Learning From Data - Homework 6 - A solution in LIONoso

Courtesy of Giovanni Pellegrini

We provide our solution to exercises 2,3,4 and 5, all about overfitting. In exercise 2 we study the in- and out-of-sample error of linear regression, in the other exercises we see how weight decay affects the error, choosing different values of λ.
Before proceeding, be sure to have Python and numpy installed on your computer.

Connecting the "Overfitting" Python script to LIONoso

You can download the "overfitting algorithm" script, containing our solution.
You can also download training and testing files here:
in.dta
out.dta
Please see the notes for Windows users if you use this operating system.

You can load the script by dragging a Parametric table into the workbench, and by specifying the filename of your script.

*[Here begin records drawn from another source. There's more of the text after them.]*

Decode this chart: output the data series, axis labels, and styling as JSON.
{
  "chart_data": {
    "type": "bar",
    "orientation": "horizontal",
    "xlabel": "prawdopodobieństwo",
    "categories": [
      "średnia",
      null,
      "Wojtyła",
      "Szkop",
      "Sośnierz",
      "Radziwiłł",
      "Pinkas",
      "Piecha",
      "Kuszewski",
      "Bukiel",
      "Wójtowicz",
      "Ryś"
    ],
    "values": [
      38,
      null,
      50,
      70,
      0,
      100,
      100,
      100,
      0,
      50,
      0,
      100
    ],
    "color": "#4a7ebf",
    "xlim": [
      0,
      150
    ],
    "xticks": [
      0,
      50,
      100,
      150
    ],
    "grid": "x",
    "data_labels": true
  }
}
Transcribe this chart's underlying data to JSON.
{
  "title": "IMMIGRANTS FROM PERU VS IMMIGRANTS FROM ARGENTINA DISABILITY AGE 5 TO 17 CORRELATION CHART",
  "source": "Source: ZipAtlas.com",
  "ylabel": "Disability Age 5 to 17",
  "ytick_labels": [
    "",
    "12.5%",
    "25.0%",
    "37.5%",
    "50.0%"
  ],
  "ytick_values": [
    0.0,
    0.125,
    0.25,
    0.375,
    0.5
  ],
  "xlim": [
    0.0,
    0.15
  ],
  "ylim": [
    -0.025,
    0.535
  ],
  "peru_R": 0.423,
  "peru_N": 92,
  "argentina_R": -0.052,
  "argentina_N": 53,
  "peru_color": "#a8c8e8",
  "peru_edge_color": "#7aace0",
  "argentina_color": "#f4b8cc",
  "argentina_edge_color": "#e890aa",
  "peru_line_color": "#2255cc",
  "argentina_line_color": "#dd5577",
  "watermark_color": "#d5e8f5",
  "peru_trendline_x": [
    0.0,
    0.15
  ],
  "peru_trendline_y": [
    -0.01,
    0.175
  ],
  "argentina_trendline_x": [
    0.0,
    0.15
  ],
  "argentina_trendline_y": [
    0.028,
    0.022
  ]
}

In the above figure we just loaded the script (Exercise2-Overfitting.py).
In the left panel you can specify the training and testing files, and the value of λ.
You have to specify the complete file path otherwise the script will not work.

By clicking the "Compute" button, the script is launched and a table containing the results of each experiment is produced.

To solve exercise 5, run the script for all requested values (from -2 to 2) and identify the one corresponding to the lowest error.

Results

Solutions for each exercise are provided below:

Exercise 2:
in-sample error : 0.028
out-of-sample error : 0.084

Exercise 3 (k = -3):
in-sample error with weight decay: 0.028
out-of-sample error with weight decay: 0.08

Exercise 4 (k = 3):
in-sample error with weight decay: 0.37
out-of-sample error with weight decay: 0.43

Exercise 5:
k: -1

Notes for Windows users

While on most UNIX-based systems (such as Linux and Mac OS X) it is possible to declare the script interpreter in the top line of the script, Windows bases the choice of the interpreter on the filename extension. There can be two types of problems:

  1. The interpreter is installed, but it did not register the file extension (as it happens, e.g., with R)
  2. A specialized application “stole” the file extension and is executed in place of the interpreter (as it happens, e.g., with Canopy, which appropriates the .py extension of Python)
In these cases, it is possible to execute the script from within LIONoso by providing a “wrapper shell script”. In the Python case, use a text editor (e.g., Notepad) to create the file Exercise2-Overfitting-b.bat containing the following text:
        @echo off
        C:\Python27\python.exe Exercise2-Overfitting.py %*
where C:\Python27\python.exe must be replaced by the path of the python.exe executable in your system. Next, import this file in the Parametric table.